Камере этот неизменный мир виделся пейзажем с фигурами людей - людей, чью обреченность предопределял уже сам пейзаж. Замкнутые смуглые лица несли на себе печать безотчетного страдания, но чем оно вызвано, они не помнили или помнили так, как помнят разве что животные, которые страдают, когда их хлещут кнутом, но за что страдают, не понимают, и как избавиться от страданий, тоже не представляют... Смерть на этих кадрах представала крестным ходом с зажженными свечами, любовь чем-то расплывчато торжественным - сомкнутые руки и две фигуры-изваяния, клонящиеся друг к другу. Даже фигуре индейца в драном белом балахоне, потрепанном непогодами и принявшем очертания его узкобедрого стройного тела, - склонившись к агаве так, что ее колючки рогами торчали у него по бокам, он высасывал через тыкву ее сок, а ослик рядом с ним, понурившись, покорно ожидал, когда наполнят навьюченные на него бочонки, - даже фигуре индейца был придан условный, традиционный трагизм, прекрасный и пустой. На этих кадрах, как ожившие статуи, шли ряд за рядом темнокожие девушки, с их круглых лбов струились мантильи, на их плечах высились кувшины; женщины, стоя на коленях, стирали у источника белье, блузы спускались с их плеч, "тут все до того живописно, - сказал Андреев, - что наверняка пойдут разговоры, будто мы нарядили их специально для съемок". Камера уловила и запечатлела вспышки жестокости и бессмысленного буйства, тяжкую жизнь и мучительную смерть, и разлитое в воздухе Мексики чуть ли не экстатическое ожидание гибели.
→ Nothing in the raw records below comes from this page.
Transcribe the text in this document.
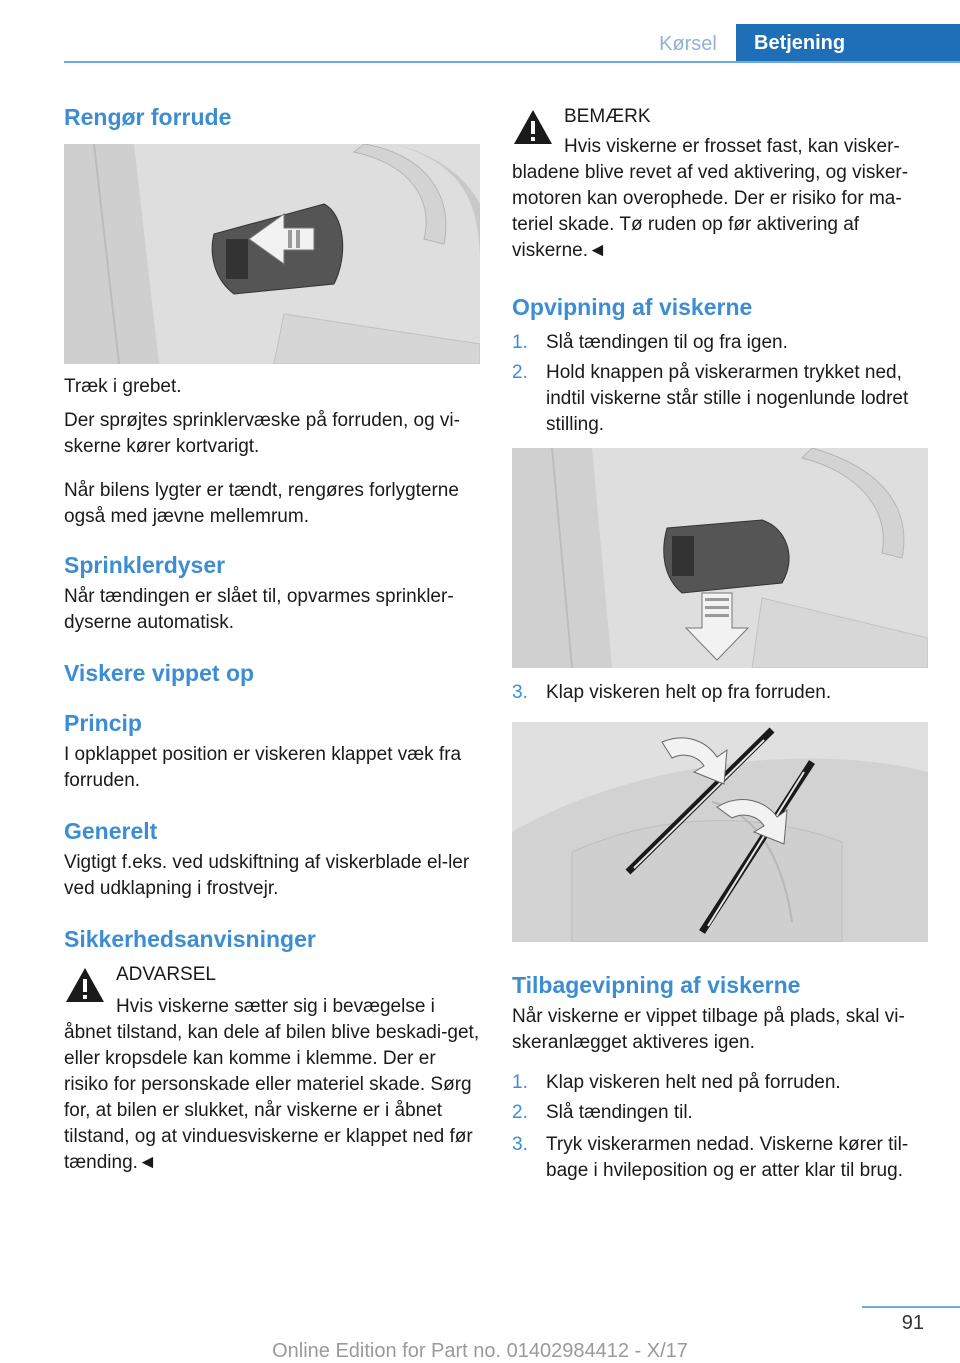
Kørsel	Betjening
Rengør forrude

Træk i grebet.

Der sprøjtes sprinklervæske på forruden, og vi-skerne kører kortvarigt.

Når bilens lygter er tændt, rengøres forlygterne også med jævne mellemrum.

Sprinklerdyser

Når tændingen er slået til, opvarmes sprinkler-dyserne automatisk.

Viskere vippet op
Princip

I opklappet position er viskeren klappet væk fra forruden.

Generelt

Vigtigt f.eks. ved udskiftning af viskerblade el-ler ved udklapning i frostvejr.

Sikkerhedsanvisninger

ADVARSEL

Hvis viskerne sætter sig i bevægelse i

åbnet tilstand, kan dele af bilen blive beskadi-get, eller kropsdele kan komme i klemme. Der er risiko for personskade eller materiel skade. Sørg for, at bilen er slukket, når viskerne er i åbnet tilstand, og at vinduesviskerne er klappet ned før tænding.◄

BEMÆRK

Hvis viskerne er frosset fast, kan visker-

bladene blive revet af ved aktivering, og visker-motoren kan overophede. Der er risiko for ma-teriel skade. Tø ruden op før aktivering af viskerne.◄

Opvipning af viskerne
1. Slå tændingen til og fra igen.
2. Hold knappen på viskerarmen trykket ned, indtil viskerne står stille i nogenlunde lodret stilling.
3. Klap viskeren helt op fra forruden.
Tilbagevipning af viskerne

Når viskerne er vippet tilbage på plads, skal vi-skeranlægget aktiveres igen.

1. Klap viskeren helt ned på forruden.
2. Slå tændingen til.
3. Tryk viskerarmen nedad. Viskerne kører til-bage i hvileposition og er atter klar til brug.
91
Online Edition for Part no. 01402984412 - X/17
То ли мексиканец умеет отличить настоящую опасность, то ли ему все равно, подлинная или мнимая угроза нависает над ним, зато чужестранцев вне зависимости от того, угрожает им опасность или нет, здесь гложет смертельный страх. У Женнерли он претворился в ужас перед пищей, водой и самим воздухом. У индейца культ смерти вошел в привычку, стал потребностью души. Он разутюжил, разгладил их лица, придав им вид до того невозмутимый, что начинаешь сомневаться, не притворный ли он, но если он и притворный, то притворяются они уже так давно, что теперь эта маска держится сама собой, она, можно сказать, приросла к их лицам, и во всех здесь живет память о нанесенном им поражении. В горделивости их осанки сказывается глубоко затаенное непокорство, а в дерзко задранных головах - издевка рабов, потому что кто, как не рабы, живут в этом обличье?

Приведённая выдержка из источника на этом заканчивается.